Kelly inquiry to open in UK

A UK inquiry into the apparent suicide of Iraq weapons expert David Kelly, which has plagued Prime Minister Tony Blair over the past month, is scheduled to start on Monday.

Blair has been plagued by the death of weapons expert David Kelly

Lord Brian Hutton’s inquiry, which will likely last months, has emerged as a test not only of Britain’s reasons for going to war in Iraq, but also of Blair’s leadership.

“You could say (Hutton) holds the fate of the government in his hands,” Vernon Bogdanor, professor of government at Oxford University, told Reuters news agency.

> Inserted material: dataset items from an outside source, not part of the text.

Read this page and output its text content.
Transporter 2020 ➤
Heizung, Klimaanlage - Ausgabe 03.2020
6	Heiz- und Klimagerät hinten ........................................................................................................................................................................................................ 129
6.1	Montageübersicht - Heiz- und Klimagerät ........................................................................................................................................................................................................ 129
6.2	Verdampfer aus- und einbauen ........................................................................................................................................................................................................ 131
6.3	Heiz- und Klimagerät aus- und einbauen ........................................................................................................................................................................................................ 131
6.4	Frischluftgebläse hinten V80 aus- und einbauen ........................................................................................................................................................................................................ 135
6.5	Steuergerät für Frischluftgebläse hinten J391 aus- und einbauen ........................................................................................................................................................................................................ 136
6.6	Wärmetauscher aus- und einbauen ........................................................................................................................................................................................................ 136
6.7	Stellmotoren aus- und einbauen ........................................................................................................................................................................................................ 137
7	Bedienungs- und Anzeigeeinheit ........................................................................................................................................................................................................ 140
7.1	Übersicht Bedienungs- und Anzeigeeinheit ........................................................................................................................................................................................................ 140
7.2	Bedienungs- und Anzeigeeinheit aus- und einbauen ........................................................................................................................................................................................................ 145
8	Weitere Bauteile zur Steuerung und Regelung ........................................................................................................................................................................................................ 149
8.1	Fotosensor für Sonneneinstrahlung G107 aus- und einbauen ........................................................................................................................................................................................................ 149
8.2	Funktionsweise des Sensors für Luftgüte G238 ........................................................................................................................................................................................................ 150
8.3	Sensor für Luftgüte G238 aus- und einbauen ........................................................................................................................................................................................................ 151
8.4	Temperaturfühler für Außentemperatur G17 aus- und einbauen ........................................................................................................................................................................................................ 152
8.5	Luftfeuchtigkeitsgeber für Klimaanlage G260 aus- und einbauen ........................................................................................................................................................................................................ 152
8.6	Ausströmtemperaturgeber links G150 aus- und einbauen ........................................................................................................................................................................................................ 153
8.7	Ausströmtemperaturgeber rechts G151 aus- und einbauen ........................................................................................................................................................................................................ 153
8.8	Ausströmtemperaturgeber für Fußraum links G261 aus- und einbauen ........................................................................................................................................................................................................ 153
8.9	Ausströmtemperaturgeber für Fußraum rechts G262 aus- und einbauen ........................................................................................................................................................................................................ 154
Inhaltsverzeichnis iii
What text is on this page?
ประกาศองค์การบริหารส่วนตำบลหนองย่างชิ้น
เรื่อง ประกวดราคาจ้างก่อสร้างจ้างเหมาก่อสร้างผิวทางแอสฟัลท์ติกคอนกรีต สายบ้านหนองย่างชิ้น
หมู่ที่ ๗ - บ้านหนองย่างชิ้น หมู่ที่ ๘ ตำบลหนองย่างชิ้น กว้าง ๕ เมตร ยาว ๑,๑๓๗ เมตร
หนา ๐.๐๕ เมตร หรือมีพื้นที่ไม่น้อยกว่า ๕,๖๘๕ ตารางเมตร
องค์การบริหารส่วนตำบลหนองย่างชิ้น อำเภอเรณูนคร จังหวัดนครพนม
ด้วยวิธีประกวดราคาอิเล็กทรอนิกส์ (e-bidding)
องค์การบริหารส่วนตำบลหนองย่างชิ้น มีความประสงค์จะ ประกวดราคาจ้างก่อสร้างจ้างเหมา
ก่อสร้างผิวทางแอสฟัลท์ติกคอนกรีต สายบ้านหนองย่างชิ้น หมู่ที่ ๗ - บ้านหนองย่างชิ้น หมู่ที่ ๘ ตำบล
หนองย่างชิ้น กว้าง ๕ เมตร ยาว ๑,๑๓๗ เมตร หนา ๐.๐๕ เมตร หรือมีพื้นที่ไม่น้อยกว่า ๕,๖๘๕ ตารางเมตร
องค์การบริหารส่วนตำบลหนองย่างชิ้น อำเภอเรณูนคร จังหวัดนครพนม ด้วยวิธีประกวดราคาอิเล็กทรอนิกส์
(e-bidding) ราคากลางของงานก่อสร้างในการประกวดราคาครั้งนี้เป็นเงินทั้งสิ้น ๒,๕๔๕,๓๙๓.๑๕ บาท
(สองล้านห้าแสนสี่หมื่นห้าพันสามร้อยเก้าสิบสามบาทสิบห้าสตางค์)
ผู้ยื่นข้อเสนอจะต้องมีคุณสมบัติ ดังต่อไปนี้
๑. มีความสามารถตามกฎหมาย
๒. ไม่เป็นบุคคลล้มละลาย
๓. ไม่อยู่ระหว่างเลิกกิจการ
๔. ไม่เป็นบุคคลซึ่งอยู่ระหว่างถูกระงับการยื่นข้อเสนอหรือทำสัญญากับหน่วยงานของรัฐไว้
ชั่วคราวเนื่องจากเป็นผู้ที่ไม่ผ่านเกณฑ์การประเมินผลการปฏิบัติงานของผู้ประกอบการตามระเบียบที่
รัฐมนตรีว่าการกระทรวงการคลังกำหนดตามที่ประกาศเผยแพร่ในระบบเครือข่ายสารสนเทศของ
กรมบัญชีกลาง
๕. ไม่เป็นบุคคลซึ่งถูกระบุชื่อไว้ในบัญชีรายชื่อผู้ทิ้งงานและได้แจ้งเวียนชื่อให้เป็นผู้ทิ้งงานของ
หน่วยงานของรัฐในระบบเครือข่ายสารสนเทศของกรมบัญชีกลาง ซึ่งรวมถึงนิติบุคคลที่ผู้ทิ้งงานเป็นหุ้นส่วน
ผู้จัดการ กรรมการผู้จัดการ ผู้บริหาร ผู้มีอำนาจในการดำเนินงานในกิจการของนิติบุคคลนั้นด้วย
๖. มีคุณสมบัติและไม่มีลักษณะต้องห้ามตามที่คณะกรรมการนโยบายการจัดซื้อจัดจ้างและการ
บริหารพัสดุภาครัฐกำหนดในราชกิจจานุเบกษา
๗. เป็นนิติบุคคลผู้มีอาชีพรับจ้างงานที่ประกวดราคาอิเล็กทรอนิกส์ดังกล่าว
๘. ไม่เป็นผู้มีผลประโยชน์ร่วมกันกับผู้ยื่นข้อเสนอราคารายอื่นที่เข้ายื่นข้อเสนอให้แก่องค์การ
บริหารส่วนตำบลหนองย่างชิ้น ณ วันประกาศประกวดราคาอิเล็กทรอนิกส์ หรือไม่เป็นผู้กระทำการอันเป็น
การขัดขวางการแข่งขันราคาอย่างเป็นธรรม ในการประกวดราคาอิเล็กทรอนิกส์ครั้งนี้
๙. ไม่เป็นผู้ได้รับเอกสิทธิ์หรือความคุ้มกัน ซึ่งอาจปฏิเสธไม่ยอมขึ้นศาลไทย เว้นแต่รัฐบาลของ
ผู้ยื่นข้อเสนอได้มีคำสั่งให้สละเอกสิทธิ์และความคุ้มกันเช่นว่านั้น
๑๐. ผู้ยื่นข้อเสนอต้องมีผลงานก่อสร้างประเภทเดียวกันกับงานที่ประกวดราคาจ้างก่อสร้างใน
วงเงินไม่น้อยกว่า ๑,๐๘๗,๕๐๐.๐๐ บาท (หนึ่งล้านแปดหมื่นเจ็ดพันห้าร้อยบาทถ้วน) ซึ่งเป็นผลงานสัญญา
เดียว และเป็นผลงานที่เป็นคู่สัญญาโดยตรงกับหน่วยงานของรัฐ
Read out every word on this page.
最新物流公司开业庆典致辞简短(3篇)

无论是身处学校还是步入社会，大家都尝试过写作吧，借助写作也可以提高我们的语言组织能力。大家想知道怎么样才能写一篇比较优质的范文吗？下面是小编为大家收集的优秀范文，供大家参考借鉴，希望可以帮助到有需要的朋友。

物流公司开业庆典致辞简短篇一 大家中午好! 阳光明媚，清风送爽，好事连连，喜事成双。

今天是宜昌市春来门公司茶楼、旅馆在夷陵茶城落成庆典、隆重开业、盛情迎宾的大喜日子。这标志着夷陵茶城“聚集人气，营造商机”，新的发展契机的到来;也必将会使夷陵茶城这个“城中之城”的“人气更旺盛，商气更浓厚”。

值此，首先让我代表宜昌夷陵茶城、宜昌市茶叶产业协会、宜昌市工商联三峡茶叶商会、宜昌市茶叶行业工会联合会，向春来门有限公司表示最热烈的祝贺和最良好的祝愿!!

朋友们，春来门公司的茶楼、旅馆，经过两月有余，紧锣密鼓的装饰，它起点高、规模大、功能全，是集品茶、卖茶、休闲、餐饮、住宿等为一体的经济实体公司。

Kelly, an expert on chemical and biological warfare and a former UN arms inspector in Iraq, was found dead on 18 July in woods near his home, west of London. One of his wrists was slit. 

Sexed up dossier

He found himself at the centre of a political storm after being identified as the source of a BBC report that Blair’s government “sexed up” an intelligence dossier about the threat of Saddam’s weapons of mass destruction.

The failure to find any such weapons in the war-ravaged country some four months after Saddam’s defeat is denting Blair’s popularity. The once-socialist prime minister was in 1999 Britain’s most popular premier since Sir Winston Churchill.

To compound Blair’s woes, Lord Brian Hutton said earlier this month that he proposed “at some stage” to summon Blair to his court.
 
Defence Secretary Geoff Hoon, Blair’s close aide, Downing Street media strategist Alastair Campbell, and BBC board of governors chairman Gavyn Davies will also be asked to appear before the inquiry, Hutton said.

Walter Mitty

In a further twist, Blair’s official spokesman Tom Kelly last week suggested the dead weapons expert was a “Walter Mitty” fantasist. Kelly later apologized for his remarks.

Hutton has also said he wants to find out how Kelly was identified as the BBC’s anonymous source.

Claire Short, a former staunch Blairite and international development secretary, last month said the government was partially to blame for his death.

Blair strongly denied that he authorized the leaking of the scientists’ name as the source of the BBC report.